When I first went out to raise inDinero’s angel round, we were looking to raise between $250k-$500k.  But since we were getting a lot of competition for our deal, we thought we’d raise more.  Before we knew it, we were up to $1M in commitments, and thought we had more cash than we ever knew what to do with.  12 months later, we’ve realized that this was the best thing to happen to us.  As one of our angel investors put it to us, “given favorable terms, raise as much money as possible.”  His rationality was two-fold:  1) the bubble won’t last forever, and 2) startups cost more money and require more time than the entrepreneur ever predicts.  
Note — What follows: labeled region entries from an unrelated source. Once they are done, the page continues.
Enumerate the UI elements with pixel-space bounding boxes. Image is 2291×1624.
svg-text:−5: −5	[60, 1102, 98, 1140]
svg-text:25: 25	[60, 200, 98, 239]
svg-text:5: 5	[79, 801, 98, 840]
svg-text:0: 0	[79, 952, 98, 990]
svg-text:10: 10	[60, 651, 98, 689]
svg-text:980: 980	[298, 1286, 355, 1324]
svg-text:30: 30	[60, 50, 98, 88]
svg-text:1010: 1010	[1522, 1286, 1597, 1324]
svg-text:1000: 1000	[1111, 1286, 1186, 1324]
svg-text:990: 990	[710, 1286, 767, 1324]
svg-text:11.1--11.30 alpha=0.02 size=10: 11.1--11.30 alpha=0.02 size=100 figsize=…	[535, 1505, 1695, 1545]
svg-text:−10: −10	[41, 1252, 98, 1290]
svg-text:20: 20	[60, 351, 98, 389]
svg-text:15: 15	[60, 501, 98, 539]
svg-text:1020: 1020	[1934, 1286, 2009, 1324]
First-time entrepreneurs frequently ask “how much should I raise?”, to which most investors respond “enough to get you to the next inflection point, which should be 12-18 months.”  From a practical perspective, you should raise money in small chunks only on an as-needed basis.  But this is flawed thinking.  In order to do a successful fundraise, the entrepreneur has to drop everything they’re doing, create competition and hype for their investment round, hope that the market doesn’t dry up in the middle of their raise, and hope that the amount they raise lasts them until their “next inflection point”.  The concept of raising money in small batches no longer seems as feasible anymore.

If I had to do it over again, here’s how I’d think about the “how much to raise” question:

1 - Create a budget for 18 months of runway.  Factor in $5k/month for rent, internet, electricity.  Throw in $100k/year for servers, marketing experiments, conferences, travel, etc… Budget at least $80k/employee in payroll, benefits, insurance, and misc costs.  (you’ll have to budget more if you plan on hiring more experienced talent) 

2 - Multiply this number by 2 because it’ll take twice as long to execute on product roadmap.

3 - Increase the total runway by another 12 months in case the financing markets dry up. (**I believe this is likely to happen)

4 - Assume that I’ll be talking to investors when I have 6-8 months of runway remaining, which means this so called “inflection point” actually needs to happen way sooner than you think.  

—-

The amount you’ll raise will obviously depend on how expensive your engineers are and how much revenue you’re generating.  But if you run this exercise against your original prediction of how much you “need” to raise, you’ll find that your intuition is probably off.  inDinero’s original plan to raise $250k-$500k ended up being $1M, and though I couldn’t understand why we needed that much, it ended up being the right thing to do.  

My only regret is not raising even more.